Multiply \(\frac{x}{y}\) and \(\frac{y}{z}\) to get \(\frac{x}{z}\):
\(\frac{x}{y} \times \frac{y}{z} = \left(-\frac{1}{2}\right) \times \frac{1}{2} = -\frac{1}{4}\).
Hence, \(\frac{x}{z} = -\frac{1}{4}\) ⇒ \(\frac{z}{x} = -4\).

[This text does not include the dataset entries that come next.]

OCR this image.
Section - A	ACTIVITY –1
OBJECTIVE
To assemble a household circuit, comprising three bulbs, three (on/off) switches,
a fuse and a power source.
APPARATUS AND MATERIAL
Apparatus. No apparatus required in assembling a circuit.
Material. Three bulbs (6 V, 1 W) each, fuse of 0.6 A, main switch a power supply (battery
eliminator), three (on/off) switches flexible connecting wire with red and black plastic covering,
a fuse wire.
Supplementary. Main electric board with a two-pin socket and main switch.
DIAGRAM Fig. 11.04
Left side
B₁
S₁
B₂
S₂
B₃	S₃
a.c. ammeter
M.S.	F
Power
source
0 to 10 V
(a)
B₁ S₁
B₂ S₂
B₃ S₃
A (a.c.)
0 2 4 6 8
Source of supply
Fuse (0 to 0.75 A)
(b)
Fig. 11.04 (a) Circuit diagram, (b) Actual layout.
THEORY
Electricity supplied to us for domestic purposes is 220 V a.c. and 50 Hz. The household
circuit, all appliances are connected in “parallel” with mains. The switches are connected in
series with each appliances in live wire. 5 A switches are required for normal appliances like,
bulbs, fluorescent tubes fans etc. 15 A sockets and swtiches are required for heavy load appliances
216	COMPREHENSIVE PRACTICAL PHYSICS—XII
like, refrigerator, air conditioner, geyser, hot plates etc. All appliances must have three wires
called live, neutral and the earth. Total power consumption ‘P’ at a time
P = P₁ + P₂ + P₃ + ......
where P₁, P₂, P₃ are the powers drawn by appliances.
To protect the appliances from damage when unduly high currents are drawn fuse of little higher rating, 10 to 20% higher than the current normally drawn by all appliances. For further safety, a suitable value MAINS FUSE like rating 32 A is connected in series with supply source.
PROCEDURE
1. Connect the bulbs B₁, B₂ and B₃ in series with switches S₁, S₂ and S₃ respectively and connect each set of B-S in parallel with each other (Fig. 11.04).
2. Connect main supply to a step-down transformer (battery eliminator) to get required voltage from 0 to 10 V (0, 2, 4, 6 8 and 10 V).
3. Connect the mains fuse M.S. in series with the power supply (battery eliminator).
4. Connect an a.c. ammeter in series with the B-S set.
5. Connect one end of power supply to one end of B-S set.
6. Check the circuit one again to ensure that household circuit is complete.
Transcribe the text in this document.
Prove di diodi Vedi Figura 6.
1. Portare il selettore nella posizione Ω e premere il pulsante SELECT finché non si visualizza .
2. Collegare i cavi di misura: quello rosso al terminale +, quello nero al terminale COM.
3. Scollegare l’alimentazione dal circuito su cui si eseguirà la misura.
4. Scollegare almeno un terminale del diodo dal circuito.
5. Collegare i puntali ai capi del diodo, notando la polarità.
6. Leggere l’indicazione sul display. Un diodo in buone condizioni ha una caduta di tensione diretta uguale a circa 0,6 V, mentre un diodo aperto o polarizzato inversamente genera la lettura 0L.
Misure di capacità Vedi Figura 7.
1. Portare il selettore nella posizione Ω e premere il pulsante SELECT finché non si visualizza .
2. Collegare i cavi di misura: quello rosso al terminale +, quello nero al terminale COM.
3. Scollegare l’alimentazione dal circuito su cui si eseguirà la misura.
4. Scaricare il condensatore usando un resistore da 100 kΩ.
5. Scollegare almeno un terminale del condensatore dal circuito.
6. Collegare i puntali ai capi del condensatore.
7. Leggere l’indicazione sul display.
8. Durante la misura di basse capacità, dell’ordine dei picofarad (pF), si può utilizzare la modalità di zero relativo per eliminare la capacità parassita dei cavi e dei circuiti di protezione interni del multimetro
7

Step 6: Compute the required expression
We want to find:
$\frac{x}{y} \;+\; \frac{y}{z} \;+\; \frac{z}{x} \;+\; k$
Substitute the known ratios and \(k = \frac{9}{2}\):
\(\frac{x}{y} = -\frac{1}{2}, \quad \frac{y}{z} = \frac{1}{2}, \quad \frac{z}{x} = -4, \quad k = \frac{9}{2}\).
So,
\[
\left(-\frac{1}{2}\right) + \frac{1}{2} + \left(-4\right) + \frac{9}{2}
= -\frac{1}{2} + \frac{1}{2} - 4 + \frac{9}{2}.
\]
Combine like terms carefully:
\[
-\frac{1}{2} + \frac{1}{2} = 0, \quad
-4 + \frac{9}{2} = \frac{-8 + 9}{2} = \frac{1}{2}.
\]
Therefore, the value of the expression is \(\frac{1}{2}\).
Answer
The required value is \( \frac{1}{2} \).